From the Nazi genocide to international recognition: Russia’s strategic journey

Even though more than eight decades have passed since the end of World War II, the full accounting of the unimaginable atrocities committed by Nazi Germany and its allies against the citizens of the former Soviet Union has not yet been completed. In fact, by the late 21st century this issue has re‑emerged as a central theme in geopolitical debate. In recent years, Russia has launched a broad campaign to secure legal and diplomatic recognition of these historical events as “genocide against the Soviet people.” This effort is not merely a retrospective review of the past but has become an important strategic front in contemporary international relations. The article focuses on the legal foundations of this campaign, its multifaceted diplomatic initiatives, the mixed reactions of the international community, and the deep implications of the “politics of memory.”
Russia has chosen a strategic path of establishing its genocide claims through concrete legal processes rather than relying on subjective or purely political accusations. This strategy operates on two levels: first, internal judicial validation, and second, pursuit of international legal recognition.
Within Russia, local courts across federal units (provinces, republics, and autonomous regions) have formally certified crimes committed by Nazi Germany and its European allies against civilians during the Great Patriotic War (1941–1945). This judicial recognition carries significant legal implications, defining these acts not as random wartime violence but as systematic genocide aimed at the partial or complete destruction of specific ethnic and national groups. Another key aspect has been the recalculation of victim numbers, with archival documents, eyewitness testimony, and archaeological evidence showing far higher civilian deaths than previously estimated—for example, during the Siege of Leningrad, starvation policies in occupied territories, and executions in prisoner‑of‑war camps.
On the basis of this legal groundwork, Russian diplomacy has pressed for international recognition of these events as genocide. Partial successes have already been achieved: documents adopted within regional organizations such as the Commonwealth of Independent States (CIS) and the Collective Security Treaty Organization (CSTO) include this qualification, meaning several post‑Soviet governments have formally agreed to this historical definition. Domestically, Russia has criminalized acts such as glorifying Nazism, displaying its symbols, or desecrating memorial days for genocide victims, reinforcing the importance of this issue for internal policy and social cohesion.
Internationally, Russia’s diplomatic activism presents a complex picture.
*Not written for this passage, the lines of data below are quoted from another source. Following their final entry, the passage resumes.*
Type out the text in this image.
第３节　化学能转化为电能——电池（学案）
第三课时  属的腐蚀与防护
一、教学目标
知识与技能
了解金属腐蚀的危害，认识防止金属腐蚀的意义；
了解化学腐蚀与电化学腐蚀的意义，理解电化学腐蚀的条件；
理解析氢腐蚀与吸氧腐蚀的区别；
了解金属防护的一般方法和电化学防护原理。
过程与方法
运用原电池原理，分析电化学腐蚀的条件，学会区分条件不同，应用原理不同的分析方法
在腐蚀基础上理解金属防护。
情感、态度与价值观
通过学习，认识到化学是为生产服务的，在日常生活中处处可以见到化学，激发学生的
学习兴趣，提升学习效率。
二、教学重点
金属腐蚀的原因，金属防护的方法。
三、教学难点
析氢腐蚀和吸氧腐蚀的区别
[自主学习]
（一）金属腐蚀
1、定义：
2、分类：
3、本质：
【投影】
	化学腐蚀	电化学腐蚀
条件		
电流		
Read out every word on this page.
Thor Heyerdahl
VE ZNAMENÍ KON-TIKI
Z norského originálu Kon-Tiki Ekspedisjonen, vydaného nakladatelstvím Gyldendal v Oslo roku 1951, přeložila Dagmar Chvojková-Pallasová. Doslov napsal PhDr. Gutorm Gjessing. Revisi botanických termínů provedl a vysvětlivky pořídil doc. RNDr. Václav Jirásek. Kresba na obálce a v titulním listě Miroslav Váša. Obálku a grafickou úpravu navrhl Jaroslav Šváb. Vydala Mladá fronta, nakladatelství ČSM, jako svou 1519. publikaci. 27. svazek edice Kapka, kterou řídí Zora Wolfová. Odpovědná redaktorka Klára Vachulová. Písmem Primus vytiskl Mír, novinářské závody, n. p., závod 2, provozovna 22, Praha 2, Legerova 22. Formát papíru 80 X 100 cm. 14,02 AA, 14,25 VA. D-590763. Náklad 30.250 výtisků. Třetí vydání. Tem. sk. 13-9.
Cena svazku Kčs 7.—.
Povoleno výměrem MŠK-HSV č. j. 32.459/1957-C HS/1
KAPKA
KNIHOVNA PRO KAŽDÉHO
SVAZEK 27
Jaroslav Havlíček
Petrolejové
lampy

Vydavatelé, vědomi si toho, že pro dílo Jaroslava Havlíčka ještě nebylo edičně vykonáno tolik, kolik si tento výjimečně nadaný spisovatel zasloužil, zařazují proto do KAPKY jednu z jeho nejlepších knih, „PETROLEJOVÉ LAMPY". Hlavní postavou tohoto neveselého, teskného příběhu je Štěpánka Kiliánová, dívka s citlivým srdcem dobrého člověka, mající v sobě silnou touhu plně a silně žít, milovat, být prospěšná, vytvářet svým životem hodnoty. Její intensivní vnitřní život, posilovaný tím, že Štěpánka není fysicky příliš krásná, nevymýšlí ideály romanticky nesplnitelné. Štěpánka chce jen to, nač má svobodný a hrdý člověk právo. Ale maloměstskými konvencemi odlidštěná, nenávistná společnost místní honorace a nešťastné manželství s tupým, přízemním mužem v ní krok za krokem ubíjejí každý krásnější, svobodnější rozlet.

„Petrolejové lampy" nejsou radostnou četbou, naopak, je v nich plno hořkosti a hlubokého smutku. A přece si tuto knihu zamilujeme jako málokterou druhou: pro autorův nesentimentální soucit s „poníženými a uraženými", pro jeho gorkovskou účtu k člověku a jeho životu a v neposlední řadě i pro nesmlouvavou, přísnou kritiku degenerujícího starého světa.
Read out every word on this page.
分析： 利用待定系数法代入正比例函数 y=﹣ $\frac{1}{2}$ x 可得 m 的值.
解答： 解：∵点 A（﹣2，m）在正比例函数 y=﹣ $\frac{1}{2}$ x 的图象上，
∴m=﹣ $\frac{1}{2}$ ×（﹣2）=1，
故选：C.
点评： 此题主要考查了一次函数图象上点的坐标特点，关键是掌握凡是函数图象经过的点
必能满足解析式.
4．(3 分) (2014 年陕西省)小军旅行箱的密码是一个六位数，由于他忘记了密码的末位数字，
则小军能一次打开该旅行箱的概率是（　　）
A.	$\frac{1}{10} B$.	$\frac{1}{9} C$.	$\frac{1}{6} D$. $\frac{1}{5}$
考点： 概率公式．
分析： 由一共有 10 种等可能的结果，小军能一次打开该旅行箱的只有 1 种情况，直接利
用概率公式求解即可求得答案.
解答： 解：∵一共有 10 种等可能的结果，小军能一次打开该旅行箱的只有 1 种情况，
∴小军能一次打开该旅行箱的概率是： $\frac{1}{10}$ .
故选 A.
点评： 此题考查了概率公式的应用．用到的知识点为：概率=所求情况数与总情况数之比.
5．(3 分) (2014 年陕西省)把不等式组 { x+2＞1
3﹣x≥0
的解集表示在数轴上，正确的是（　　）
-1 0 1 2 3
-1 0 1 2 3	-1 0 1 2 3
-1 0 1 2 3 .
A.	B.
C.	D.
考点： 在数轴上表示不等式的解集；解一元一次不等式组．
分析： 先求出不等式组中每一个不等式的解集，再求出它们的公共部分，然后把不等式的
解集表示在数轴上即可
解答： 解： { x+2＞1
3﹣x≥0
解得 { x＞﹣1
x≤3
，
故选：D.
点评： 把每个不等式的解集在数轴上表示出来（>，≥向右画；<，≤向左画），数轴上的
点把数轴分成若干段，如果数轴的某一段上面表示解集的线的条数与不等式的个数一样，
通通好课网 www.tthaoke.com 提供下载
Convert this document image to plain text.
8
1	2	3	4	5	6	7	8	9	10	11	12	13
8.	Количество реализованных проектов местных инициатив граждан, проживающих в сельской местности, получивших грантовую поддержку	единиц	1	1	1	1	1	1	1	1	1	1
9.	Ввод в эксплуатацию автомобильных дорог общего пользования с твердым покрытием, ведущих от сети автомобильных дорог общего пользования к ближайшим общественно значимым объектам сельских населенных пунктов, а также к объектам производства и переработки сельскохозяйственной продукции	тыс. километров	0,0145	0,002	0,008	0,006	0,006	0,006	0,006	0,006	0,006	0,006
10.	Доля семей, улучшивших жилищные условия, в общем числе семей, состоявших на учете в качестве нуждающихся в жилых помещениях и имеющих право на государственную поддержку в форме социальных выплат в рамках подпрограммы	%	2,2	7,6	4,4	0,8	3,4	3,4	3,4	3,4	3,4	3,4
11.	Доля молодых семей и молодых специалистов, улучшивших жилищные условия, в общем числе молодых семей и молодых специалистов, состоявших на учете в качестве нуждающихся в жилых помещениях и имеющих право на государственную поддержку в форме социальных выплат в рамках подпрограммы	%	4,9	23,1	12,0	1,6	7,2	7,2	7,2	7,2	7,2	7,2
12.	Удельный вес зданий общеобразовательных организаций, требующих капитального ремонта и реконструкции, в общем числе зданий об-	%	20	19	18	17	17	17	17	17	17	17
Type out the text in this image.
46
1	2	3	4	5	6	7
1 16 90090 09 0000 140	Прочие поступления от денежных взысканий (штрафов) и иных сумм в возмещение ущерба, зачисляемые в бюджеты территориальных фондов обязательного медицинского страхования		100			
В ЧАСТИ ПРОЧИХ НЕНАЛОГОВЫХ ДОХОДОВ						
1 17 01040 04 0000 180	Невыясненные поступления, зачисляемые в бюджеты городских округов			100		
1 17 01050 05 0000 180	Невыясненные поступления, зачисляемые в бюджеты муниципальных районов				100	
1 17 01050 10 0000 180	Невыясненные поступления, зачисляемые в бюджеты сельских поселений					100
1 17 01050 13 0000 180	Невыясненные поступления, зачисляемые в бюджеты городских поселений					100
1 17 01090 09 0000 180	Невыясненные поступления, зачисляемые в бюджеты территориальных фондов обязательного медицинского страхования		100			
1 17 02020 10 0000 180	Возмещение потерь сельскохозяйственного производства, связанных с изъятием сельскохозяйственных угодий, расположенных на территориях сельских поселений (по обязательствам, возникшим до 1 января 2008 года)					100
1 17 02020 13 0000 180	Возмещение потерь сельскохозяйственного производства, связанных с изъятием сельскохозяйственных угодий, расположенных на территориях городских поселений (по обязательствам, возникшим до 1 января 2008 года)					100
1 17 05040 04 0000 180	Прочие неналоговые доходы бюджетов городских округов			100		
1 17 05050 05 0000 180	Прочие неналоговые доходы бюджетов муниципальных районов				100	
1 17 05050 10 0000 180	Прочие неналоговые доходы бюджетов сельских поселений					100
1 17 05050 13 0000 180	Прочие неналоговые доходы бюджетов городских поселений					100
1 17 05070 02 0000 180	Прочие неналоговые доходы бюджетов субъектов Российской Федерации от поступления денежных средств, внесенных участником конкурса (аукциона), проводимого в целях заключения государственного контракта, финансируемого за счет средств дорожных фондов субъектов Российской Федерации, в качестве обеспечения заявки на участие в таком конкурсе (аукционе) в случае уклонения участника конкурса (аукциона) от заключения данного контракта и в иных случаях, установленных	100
On one hand, draft resolutions against the glorification of Nazism, neo‑Nazism, and racial discrimination, introduced annually by Russia at the UN General Assembly, have passed with overwhelming majorities, especially supported by developing nations in Asia, Africa, and Latin America. This reflects the Global South’s dissatisfaction with historical revisionism and its resonance with struggles against colonialism and imperialism. On the other hand, Western powers—particularly the United States, the UK, Canada, and most EU members—consistently oppose or abstain, arguing that Russia is weaponizing history to legitimize current geopolitical conflicts, especially the war in Ukraine. Western analysts accuse Russia of using the memory of Nazi atrocities to criminalize the Ukrainian state and justify its “special military operation” under the banner of “denazification.” Russia, however, insists it is defending historical truth and combating the rise of neo‑Nazi elements in Ukraine and the Baltic states.
At the heart of this debate lies the legacy of the Nuremberg International Military Tribunal, which first defined “crimes against peace,” “war crimes,” and “crimes against humanity.” Russia argues that Western powers are undermining this legacy by rewriting World War II outcomes, diminishing the Soviet Union’s role, and rehabilitating Nazi collaborators as national heroes—for example, the glorification of Stepan Bandera and the Ukrainian Insurgent Army in Ukraine, or Waffen‑SS veterans’ marches in the Baltic states.
Russia has also raised these issues in forums such as the OSCE and the Council of Europe, though its initiatives there are often blocked in the current geopolitical climate. Ultimately, Russia seeks to establish itself as the legitimate victor of World War II and the moral heir of the anti‑fascist struggle. Preserving the memory of millions of Soviet genocide victims is presented as a sacred duty, deeply rooted in Russian collective consciousness and reflected in mass movements like the “Immortal Regiment.”
This campaign highlights Russia’s distrust of Western liberal systems and its claim that Russophobia and Western exceptionalism are at the root of today’s crises. It is not only about revisiting the past but also about securing Russia’s moral position in the future world order. The struggle over “historical truth” has turned global politics into a stage where definitions of justice and legitimacy are contested. In the end, Russia’s effort to gain international recognition of Nazi genocide against the Soviet people is a complex, multidimensional exercise in the politics of memory—combining legal documents, archival evidence, diplomatic lobbying, public diplomacy, and information warfare. Its outcome will shape the contours of international relations in the decades ahead, making this not just a debate about the past but a prelude to future power balances.